5 2. Ohne dass es danach für die Entscheidung noch darauf ankäme, schließt sich der Senat im Übrigen der im
angefochtenen Beschluss vertretenen Auffassung an, dass der gestellte Antrag auch mangels
Konkretisierung der begehrten Maßnahme unzulässig ist.
6 Nach §§ 83 JVollzGB V BW, 109 Abs. 1 und 2 StVollzG kann die gerichtliche Entscheidung nur gegen eine
Maßnahme zur Regelung einzelner Angelegenheiten auf dem Gebiet des Vollzugs freiheitsentziehender
Maßregeln begehrt werden, soweit der Antragsteller geltend macht, durch die Maßnahme oder ihre
Ablehnung oder Unterlassung in seinen Rechten verletzt zu sein. Was zum Gegenstand eines solchen
Antrags gemacht werden kann und welche Anforderungen an seine Begründung zu stellen sind, hängt dabei
von der materiellen Anspruchsnorm ab.
7 a. Insoweit schließt sich der Senat zunächst der in der Stellungnahme des gemäß § 111 Abs. 2 StVollzG am
Verfahren beteiligten Ministeriums der Justiz und für Europa Baden-Württemberg vom 28.7.2016
vertretenen Auffassung an, dass sich der Antragsteller für sein Begehren nicht auf § 12 Abs. 6 Satz 5
JVollzGB I BW stützen kann. Nach dieser Vorschrift ist zwar eine Betreuung der in der
Sicherungsverwahrung Untergebrachten in den Wohngruppen auch in der beschäftigungsfreien Zeit,
insbesondere am Wochenende im erforderlichen Umfang zu gewährleisten. Der mit
„Aufgabenwahrnehmung“ überschriebene § 12 JVollzGB I BW findet sich im Dritten Abschnitt des Ersten
Teils des baden-württembergischen Justizvollzugsgesetzbuchs, der nach seiner Überschrift (lediglich) die
Organisation der Justizvollzugsanstalten regelt. Dass mit den dabei getroffenen Regelungen entgegen der
systematischen Einordnung im Gesetz subjektive Rechte der Untergebrachten begründet werden sollten,
ergibt sich auch nicht aus den Gesetzgebungsmaterialien (vgl. LT-Drs. 15/2450 S. 90).
8 b. Die Rechtsstellung der Untergebrachten und hieraus sich ergebende Ansprüche im Hinblick auf die
Betreuung bzw. Behandlung der Untergebrachten, deren Einhaltung im Weg des §§ 83 JVollzGB V BW, 109
StVollzG zur gerichtlichen Überprüfung gestellt werden kann, ist vielmehr maßgeblich in § 8 JVollzGB V BW
geregelt, der die ihrerseits auf verfassungsgerichtliche Rechtsprechung (grundlegend BVerfGE 128, 326)

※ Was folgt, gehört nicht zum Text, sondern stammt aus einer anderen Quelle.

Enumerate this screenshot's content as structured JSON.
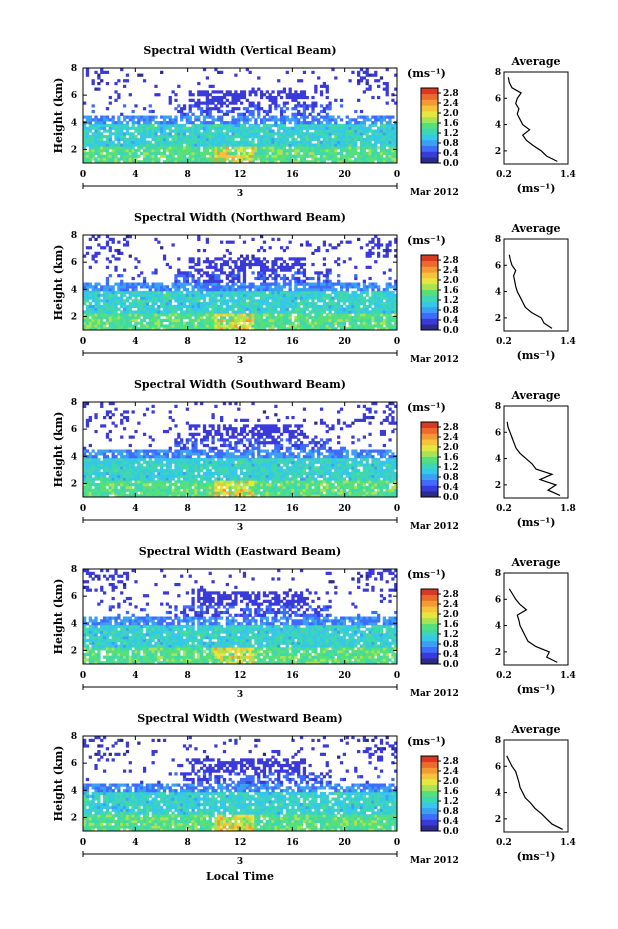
{
  "figure": {
    "xlabel": "Local Time",
    "date_label": "Mar 2012",
    "day_label": "3",
    "cbar_unit": "(ms⁻¹)",
    "avg_title": "Average",
    "avg_xlabel": "(ms⁻¹)",
    "ylabel": "Height (km)"
  },
  "colors": {
    "colormap": [
      "#2b2b8c",
      "#3a3ad8",
      "#3d6cff",
      "#3ba0f4",
      "#35c8e8",
      "#3fd7b0",
      "#56e07a",
      "#a8e356",
      "#e6e640",
      "#f5c43a",
      "#f29a33",
      "#ec6a2a",
      "#d63a25"
    ]
  },
  "chart_data": [
    {
      "type": "heatmap",
      "title": "Spectral Width (Vertical Beam)",
      "xlim": [
        0,
        24
      ],
      "ylim": [
        1,
        8
      ],
      "xticks": [
        "0",
        "4",
        "8",
        "12",
        "16",
        "20",
        "0"
      ],
      "yticks": [
        "2",
        "4",
        "6",
        "8"
      ],
      "colorbar": {
        "ticks": [
          "0.0",
          "0.4",
          "0.8",
          "1.2",
          "1.6",
          "2.0",
          "2.4",
          "2.8"
        ],
        "range": [
          0,
          3.0
        ]
      },
      "average_profile": {
        "xlim": [
          0.2,
          1.4
        ],
        "ylim": [
          1,
          8
        ],
        "xticks": [
          "0.2",
          "1.4"
        ],
        "yticks": [
          "2",
          "4",
          "6",
          "8"
        ],
        "x": [
          1.2,
          1.0,
          0.9,
          0.75,
          0.62,
          0.55,
          0.68,
          0.55,
          0.5,
          0.45,
          0.48,
          0.42,
          0.45,
          0.52,
          0.35,
          0.3,
          0.28
        ],
        "y": [
          1.2,
          1.6,
          2.0,
          2.4,
          2.8,
          3.2,
          3.6,
          4.0,
          4.4,
          4.8,
          5.2,
          5.6,
          6.0,
          6.4,
          6.8,
          7.2,
          7.6
        ]
      }
    },
    {
      "type": "heatmap",
      "title": "Spectral Width (Northward Beam)",
      "xlim": [
        0,
        24
      ],
      "ylim": [
        1,
        8
      ],
      "xticks": [
        "0",
        "4",
        "8",
        "12",
        "16",
        "20",
        "0"
      ],
      "yticks": [
        "2",
        "4",
        "6",
        "8"
      ],
      "colorbar": {
        "ticks": [
          "0.0",
          "0.4",
          "0.8",
          "1.2",
          "1.6",
          "2.0",
          "2.4",
          "2.8"
        ],
        "range": [
          0,
          3.0
        ]
      },
      "average_profile": {
        "xlim": [
          0.2,
          1.4
        ],
        "ylim": [
          1,
          8
        ],
        "xticks": [
          "0.2",
          "1.4"
        ],
        "yticks": [
          "2",
          "4",
          "6",
          "8"
        ],
        "x": [
          1.1,
          0.95,
          0.9,
          0.72,
          0.6,
          0.55,
          0.5,
          0.45,
          0.42,
          0.4,
          0.38,
          0.42,
          0.35,
          0.32,
          0.3
        ],
        "y": [
          1.2,
          1.6,
          2.0,
          2.4,
          2.8,
          3.2,
          3.6,
          4.0,
          4.4,
          4.8,
          5.2,
          5.6,
          6.0,
          6.4,
          6.8
        ]
      }
    },
    {
      "type": "heatmap",
      "title": "Spectral Width (Southward Beam)",
      "xlim": [
        0,
        24
      ],
      "ylim": [
        1,
        8
      ],
      "xticks": [
        "0",
        "4",
        "8",
        "12",
        "16",
        "20",
        "0"
      ],
      "yticks": [
        "2",
        "4",
        "6",
        "8"
      ],
      "colorbar": {
        "ticks": [
          "0.0",
          "0.4",
          "0.8",
          "1.2",
          "1.6",
          "2.0",
          "2.4",
          "2.8"
        ],
        "range": [
          0,
          3.0
        ]
      },
      "average_profile": {
        "xlim": [
          0.2,
          1.8
        ],
        "ylim": [
          1,
          8
        ],
        "xticks": [
          "0.2",
          "1.8"
        ],
        "yticks": [
          "2",
          "4",
          "6",
          "8"
        ],
        "x": [
          1.6,
          1.3,
          1.5,
          1.1,
          1.4,
          1.0,
          0.9,
          0.75,
          0.6,
          0.5,
          0.45,
          0.4,
          0.35,
          0.3,
          0.28
        ],
        "y": [
          1.2,
          1.6,
          2.0,
          2.4,
          2.8,
          3.2,
          3.6,
          4.0,
          4.4,
          4.8,
          5.2,
          5.6,
          6.0,
          6.4,
          6.8
        ]
      }
    },
    {
      "type": "heatmap",
      "title": "Spectral Width (Eastward Beam)",
      "xlim": [
        0,
        24
      ],
      "ylim": [
        1,
        8
      ],
      "xticks": [
        "0",
        "4",
        "8",
        "12",
        "16",
        "20",
        "0"
      ],
      "yticks": [
        "2",
        "4",
        "6",
        "8"
      ],
      "colorbar": {
        "ticks": [
          "0.0",
          "0.4",
          "0.8",
          "1.2",
          "1.6",
          "2.0",
          "2.4",
          "2.8"
        ],
        "range": [
          0,
          3.0
        ]
      },
      "average_profile": {
        "xlim": [
          0.2,
          1.4
        ],
        "ylim": [
          1,
          8
        ],
        "xticks": [
          "0.2",
          "1.4"
        ],
        "yticks": [
          "2",
          "4",
          "6",
          "8"
        ],
        "x": [
          1.2,
          1.0,
          1.05,
          0.8,
          0.65,
          0.6,
          0.55,
          0.5,
          0.48,
          0.45,
          0.62,
          0.5,
          0.42,
          0.36,
          0.3
        ],
        "y": [
          1.2,
          1.6,
          2.0,
          2.4,
          2.8,
          3.2,
          3.6,
          4.0,
          4.4,
          4.8,
          5.2,
          5.6,
          6.0,
          6.4,
          6.8
        ]
      }
    },
    {
      "type": "heatmap",
      "title": "Spectral Width (Westward Beam)",
      "xlim": [
        0,
        24
      ],
      "ylim": [
        1,
        8
      ],
      "xticks": [
        "0",
        "4",
        "8",
        "12",
        "16",
        "20",
        "0"
      ],
      "yticks": [
        "2",
        "4",
        "6",
        "8"
      ],
      "colorbar": {
        "ticks": [
          "0.0",
          "0.4",
          "0.8",
          "1.2",
          "1.6",
          "2.0",
          "2.4",
          "2.8"
        ],
        "range": [
          0,
          3.0
        ]
      },
      "average_profile": {
        "xlim": [
          0.2,
          1.4
        ],
        "ylim": [
          1,
          8
        ],
        "xticks": [
          "0.2",
          "1.4"
        ],
        "yticks": [
          "2",
          "4",
          "6",
          "8"
        ],
        "x": [
          1.3,
          1.1,
          1.0,
          0.9,
          0.78,
          0.7,
          0.6,
          0.55,
          0.5,
          0.48,
          0.45,
          0.42,
          0.35,
          0.3,
          0.25
        ],
        "y": [
          1.2,
          1.6,
          2.0,
          2.4,
          2.8,
          3.2,
          3.6,
          4.0,
          4.4,
          4.8,
          5.2,
          5.6,
          6.0,
          6.4,
          6.8
        ]
      }
    }
  ]
}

zurückgehenden bundesgesetzlichen Vorgaben in § 66c Abs. 1 Nr. 1 StGB für den Vollzug der
Sicherungsverwahrung in baden-württembergischen Vollzugsanstalten konkretisiert. Danach sind den
Untergebrachten - unter Berücksichtigung wissenschaftlicher Erkenntnisse und des ggf. bestehenden
Erfordernisses zur Entwicklung individueller Behandlungsangebote - die zur Erreichung der in § 1 JVollzGB V
BW normierten Vollzugsziele erforderlichen Behandlungsmaßnahmen anzubieten, bei denen die
verschiedenen Fachrichtungen, ggf. unter Einbeziehung externer Fachkräfte, eng zusammenwirken.

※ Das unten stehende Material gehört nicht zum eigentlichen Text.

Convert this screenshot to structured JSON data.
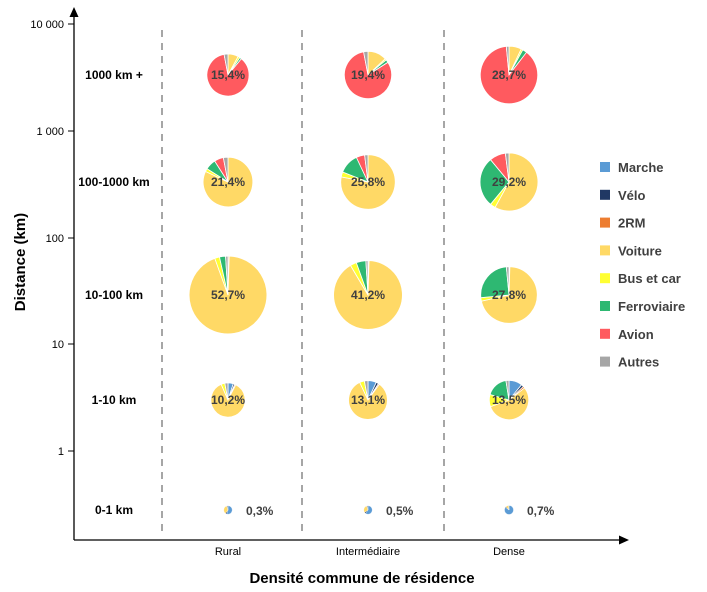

9 § 8 Abs. 1 JVollzGB V BW stellt damit die einzelnen Behandlungsmaßnahmen in den Vordergrund, die von
den Untergebrachten eingefordert werden können. Aus der Fassung des § 66c Abs. 1 Nr. 1 lit. a StGB ergibt
sich nichts anderes. Insoweit ist darauf zu verweisen, dass es auch der Vorstellung des für die Regelung des
gerichtlichen Verfahrens im Verfahren des Vollzugs freiheitsentziehender Maßregeln zuständigen
Bundesgesetzgebers entspricht, dass Gegenstand gerichtlicher Überprüfung nach § 109 ff. StVollzG (nur) die
einzelnen Behandlungsmaßnahmen sein können, die in ihrer Gesamtheit die in § 66c Abs. 1 Nr. 1 lit. a StGB
umschriebenen Anforderungen erfüllen müssen. Die Vorschrift des § 66c wurde durch das Gesetz zur
bundesrechtlichen Umsetzung des Abstandsgebots im Recht der Sicherungsverwahrung vom 5.12.2012
(BGBl. I S. 2425) in das Strafgesetzbuch eingefügt, wobei die in § 66c Abs. 1 Nr. 1 StGB festgeschriebenen
Betreuungsanforderungen bereits in dem der Vollziehung der Maßregel der Sicherungsverwahrung
vorgelagerten Strafvollzug einzuhalten sind (§ 66c Abs. 2 StGB). Gleichzeitig wurde in § 119a StVollzG eine
regelmäßige gerichtliche Prüfung der Einhaltung der Vorgaben des § 66c Abs. 1 Nr. 1 und Abs. 2 StGB
eingeführt. Ein diesbezügliches Initiativrecht des Gefangenen hat der Gesetzgeber dabei wegen der
„weitergehende[n] Möglichkeit, einen Antrag nach § 109 Absatz 1 StVollzG zu stellen, mit dem er nicht nur
eine bloße Feststellung erstreben, sondern ganz bestimmte Betreuungsmaßnahmen einfordern oder
anfechten kann“, nicht für erforderlich gehalten (BT-Drs. 17/9874 S. 28 f.). Da sich die Rechtsschutzsituation
insoweit durch die Verlegung aus dem Strafvollzug in den Vollzug der Maßregel nicht ändert, lässt sich diese
Bewertung auch auf die in der Sicherungsverwahrung Untergebrachten übertragen.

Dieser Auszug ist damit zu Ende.